Le slogan de «mort au dictateur » n’a pu  être étouffé en dépit d’une forte présence des forces de sécurité. Les étudiants étaient comme toujours en première ligne. Des images vidéo venues d'Iran ont notamment montré des manifestations étudiantes dans deux universités majeures, celles de Téhéran et de Sharif.  Le centre de la capitale a été le théâtre d’importantes escarmouches avec les forces de la répression. Beaucoup ont été blessés, certains grièvement. Les autorités ont reconnu l'arrestation d'au moins 91 manifestants, dont plusieurs affiliés à la principale force de l'opposition organisée, les Moudjahidine du peuple.

La résistance courageuse de la population a percé les nuages menaçants de la répression qui couvrent le ciel d'Iran. Se moquant du poing de fer rouillé du guide suprême, Ali Khamenei, qui a désespérément besoin de restaurer son pouvoir chancelant, elle a envoyé un signal clair sur la direction de l'insurrection et son orientation stratégique.

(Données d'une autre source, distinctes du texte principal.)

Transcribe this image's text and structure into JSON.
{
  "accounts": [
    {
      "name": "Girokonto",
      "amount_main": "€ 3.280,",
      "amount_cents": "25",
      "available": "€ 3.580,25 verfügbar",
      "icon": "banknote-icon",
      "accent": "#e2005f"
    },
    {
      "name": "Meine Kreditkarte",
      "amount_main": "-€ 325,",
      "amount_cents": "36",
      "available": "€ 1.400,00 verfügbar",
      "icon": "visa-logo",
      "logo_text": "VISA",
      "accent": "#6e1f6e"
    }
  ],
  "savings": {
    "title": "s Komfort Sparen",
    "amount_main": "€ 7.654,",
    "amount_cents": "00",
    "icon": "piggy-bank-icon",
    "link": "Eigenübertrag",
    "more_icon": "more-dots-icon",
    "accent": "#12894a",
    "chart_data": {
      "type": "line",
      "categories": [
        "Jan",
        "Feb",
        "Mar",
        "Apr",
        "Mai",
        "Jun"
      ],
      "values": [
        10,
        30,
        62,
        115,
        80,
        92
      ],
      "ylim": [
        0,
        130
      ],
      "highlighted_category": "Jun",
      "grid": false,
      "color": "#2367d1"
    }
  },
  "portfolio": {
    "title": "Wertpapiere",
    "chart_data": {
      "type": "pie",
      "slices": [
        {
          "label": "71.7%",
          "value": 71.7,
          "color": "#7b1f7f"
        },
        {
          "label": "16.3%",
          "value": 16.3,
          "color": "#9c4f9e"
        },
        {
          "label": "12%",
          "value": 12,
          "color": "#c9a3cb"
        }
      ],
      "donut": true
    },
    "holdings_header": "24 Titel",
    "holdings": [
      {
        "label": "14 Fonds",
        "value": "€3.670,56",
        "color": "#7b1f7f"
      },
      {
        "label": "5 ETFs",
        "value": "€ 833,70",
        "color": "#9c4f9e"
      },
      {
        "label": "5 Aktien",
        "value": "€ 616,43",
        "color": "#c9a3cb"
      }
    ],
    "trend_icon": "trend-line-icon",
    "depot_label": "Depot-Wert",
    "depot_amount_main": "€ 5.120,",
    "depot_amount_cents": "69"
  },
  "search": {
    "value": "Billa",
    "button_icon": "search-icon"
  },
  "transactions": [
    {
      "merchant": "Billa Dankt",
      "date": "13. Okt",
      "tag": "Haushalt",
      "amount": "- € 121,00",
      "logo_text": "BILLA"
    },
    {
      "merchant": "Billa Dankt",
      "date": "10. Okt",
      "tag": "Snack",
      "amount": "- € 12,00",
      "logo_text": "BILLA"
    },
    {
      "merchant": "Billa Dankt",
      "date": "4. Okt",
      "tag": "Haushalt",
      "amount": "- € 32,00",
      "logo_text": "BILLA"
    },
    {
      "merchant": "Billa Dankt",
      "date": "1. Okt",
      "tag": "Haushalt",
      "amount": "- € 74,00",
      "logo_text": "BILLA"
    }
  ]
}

La semaine dernière, Mir Hossein Moussavi et Mehdi Karoubi, les deux candidats malheureux de l'élection présidentielle de juin 2009, ont renoncé à leur appel de rassemblement pacifique contre le régime en invoquant le «souci de protéger la vie et les biens des gens ». La décision a été perçue comme une volte-face embarrassante qui a attiré les critiques des milieux de l’opposition et de la blogosphère. Les deux hommes ont fait partie du sérail du régime pendant plusieurs décennies.

 La dirigeante de la Résistance iranienne, Maryam Radjavi, a noté qu’en renonçant à manifester, Moussavi et Karoubi se sont montrés plus préoccupés par «la vie et des biens» des mollahs au pouvoir que ceux du peuple iranien.

Les protestations de samedi, qui devraient se poursuivre les jours prochains, ont clairement montré que le peuple iranien a laissé Moussavi et Karoubi loin derrière. Bien que Moussavi ait affirmé que « nous avons besoin de faire du travail de prise de conscience», il semblerait toutefois avoir lui-même besoin de prendre conscience que le peuple iranien a choisi la voie qui mène à un changement totale de régime.